Os tempos em Alvalade são de enorme esperança. Sempre a última coisa que se perde. O crédito em J. J. é total. É bem possível que o maior entusiasmo resida no facto do técnico ter sido surripiado ao rival da 2ª Circular. Os tempos o dirão. Mas atrevo-me a alvitrar que pena é não ter sido possível contratar um L. F. Vieira por cinco ou mais épocas, tempo necessário para estabilizar um Clube que bem carece de construir uma estrutura com futuro e nunca aventureirismos insípidos de gente inexperiente, apenas ditados pelo coração e desejos de promoção pessoal, para pior dos seus pecados, contra tudo e contra todos.

Apenas a talhe de foice, mas também prenúncio do que poderá constituir-se o futuro breve do S. C. de Portugal, o despedimento de Marco Silva, na sua forma e contornos, foi uma indignidade para não lhe chamar uma pulhice congeminada à distância, que não pode conformar-se com a dimensão ética e institucional de um grande Clube, o Sporting Clube de Portugal, de enorme história e grandeza.
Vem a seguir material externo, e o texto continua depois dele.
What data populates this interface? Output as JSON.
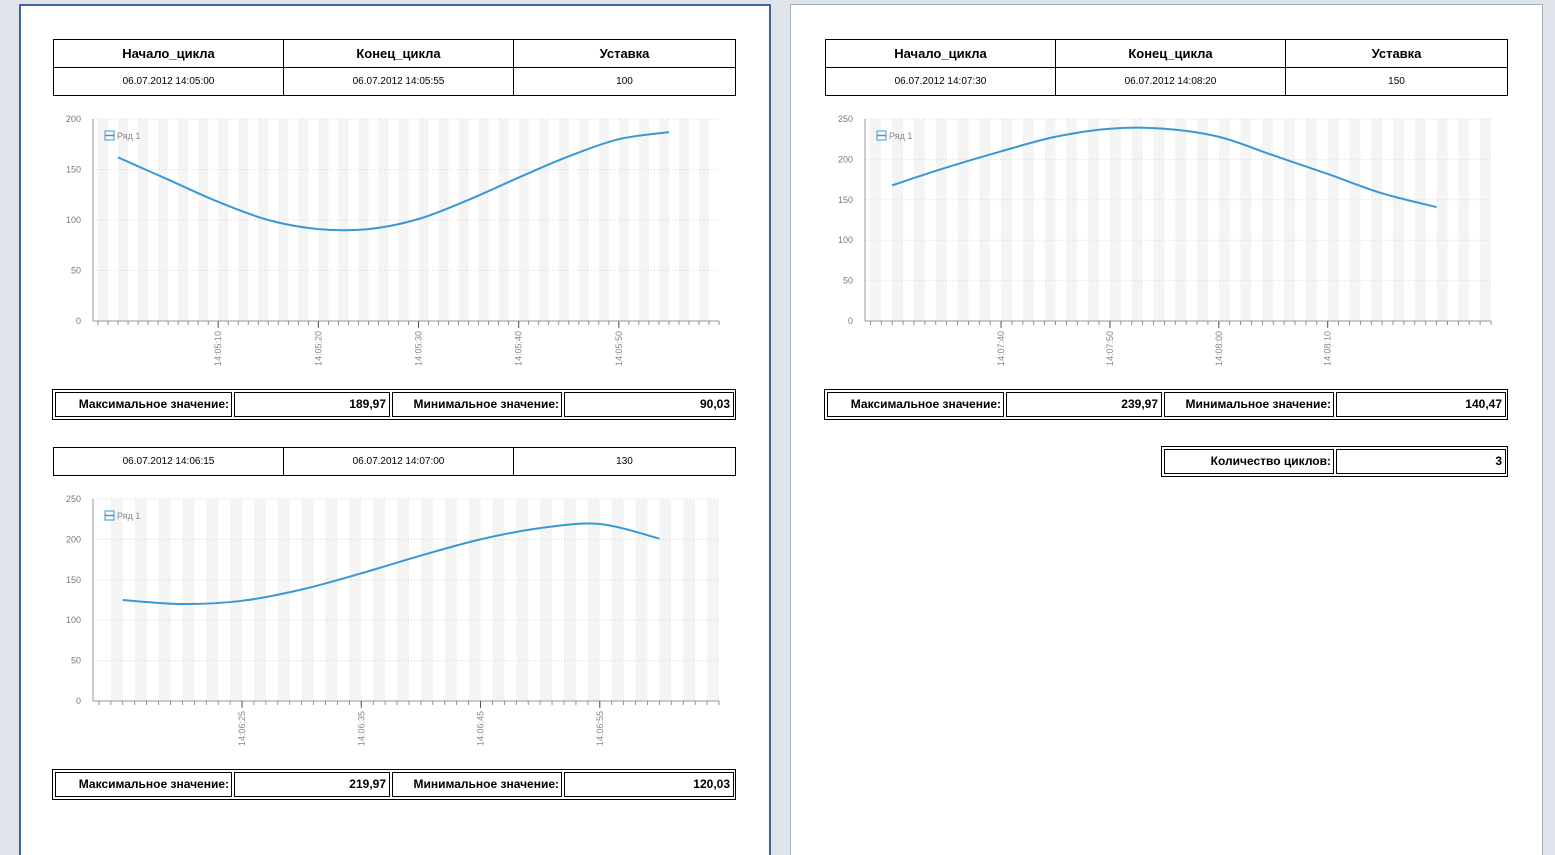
{
  "headers": {
    "start": "Начало_цикла",
    "end": "Конец_цикла",
    "setpoint": "Уставка"
  },
  "labels": {
    "max": "Максимальное значение:",
    "min": "Минимальное значение:",
    "cycles": "Количество циклов:"
  },
  "legend": {
    "series_name": "Ряд 1"
  },
  "colors": {
    "line": "#3a97d6",
    "page_border": "#3f63a6",
    "band": "#f4f4f4"
  },
  "cycles": [
    {
      "start": "06.07.2012 14:05:00",
      "end": "06.07.2012 14:05:55",
      "setpoint": "100",
      "max": "189,97",
      "min": "90,03"
    },
    {
      "start": "06.07.2012 14:06:15",
      "end": "06.07.2012 14:07:00",
      "setpoint": "130",
      "max": "219,97",
      "min": "120,03"
    },
    {
      "start": "06.07.2012 14:07:30",
      "end": "06.07.2012 14:08:20",
      "setpoint": "150",
      "max": "239,97",
      "min": "140,47"
    }
  ],
  "summary": {
    "cycles_count": "3"
  },
  "chart_data": [
    {
      "type": "line",
      "series": [
        {
          "name": "Ряд 1",
          "x": [
            "14:05:00",
            "14:05:05",
            "14:05:10",
            "14:05:15",
            "14:05:20",
            "14:05:25",
            "14:05:30",
            "14:05:35",
            "14:05:40",
            "14:05:45",
            "14:05:50",
            "14:05:55"
          ],
          "values": [
            162,
            140,
            118,
            100,
            91,
            91,
            101,
            120,
            142,
            163,
            180,
            187
          ]
        }
      ],
      "x_ticks": [
        "14:05:10",
        "14:05:20",
        "14:05:30",
        "14:05:40",
        "14:05:50"
      ],
      "y_ticks": [
        0,
        50,
        100,
        150,
        200
      ],
      "ylim": [
        0,
        200
      ],
      "legend": "top-left",
      "grid": true
    },
    {
      "type": "line",
      "series": [
        {
          "name": "Ряд 1",
          "x": [
            "14:06:15",
            "14:06:20",
            "14:06:25",
            "14:06:30",
            "14:06:35",
            "14:06:40",
            "14:06:45",
            "14:06:50",
            "14:06:55",
            "14:07:00"
          ],
          "values": [
            125,
            120,
            124,
            138,
            158,
            180,
            200,
            214,
            219,
            201
          ]
        }
      ],
      "x_ticks": [
        "14:06:25",
        "14:06:35",
        "14:06:45",
        "14:06:55"
      ],
      "y_ticks": [
        0,
        50,
        100,
        150,
        200,
        250
      ],
      "ylim": [
        0,
        250
      ],
      "legend": "top-left",
      "grid": true
    },
    {
      "type": "line",
      "series": [
        {
          "name": "Ряд 1",
          "x": [
            "14:07:30",
            "14:07:35",
            "14:07:40",
            "14:07:45",
            "14:07:50",
            "14:07:55",
            "14:08:00",
            "14:08:05",
            "14:08:10",
            "14:08:15",
            "14:08:20"
          ],
          "values": [
            168,
            190,
            210,
            228,
            238,
            238,
            228,
            205,
            182,
            158,
            141
          ]
        }
      ],
      "x_ticks": [
        "14:07:40",
        "14:07:50",
        "14:08:00",
        "14:08:10"
      ],
      "y_ticks": [
        0,
        50,
        100,
        150,
        200,
        250
      ],
      "ylim": [
        0,
        250
      ],
      "legend": "top-left",
      "grid": true
    }
  ]
}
Não haverá êxitos desportivos futuros, ou outros, que apaguem tamanha torpeza, ficando a dúvida se a breve prazo haverá treinadores que se atrevam a entrar em Alvalade, só pelo receio de serem varridos sem pejo nem honra, suportados em argumentos que chegam a raiar o ridículo. Ninguém parece ter aprendido nada com os caminhos de Leonardo Jardim e agora Marco Silva; nem a esperteza e conhecimento acumulado de Jorge Jesus que aparentemente parece estar a contar com os favores dos céus.

Haja Deus…!

 

Pedro Cabrita

2 comments on “Jesus – da Bíblia para o Sporting…

  1. Gostei do que li. Uma boa análise dos últimos tempos do nosso futebol, ainda que centrada no JJ, Benfica, LFV, Sporting e mais alguns. Em termos de percentagem, concordo nuns 95%. É pena haver tantos factores exteriores a influenciar a verdade desportiva. É o que temos, mas não deixo de ter pena por ser assim. Um abraço.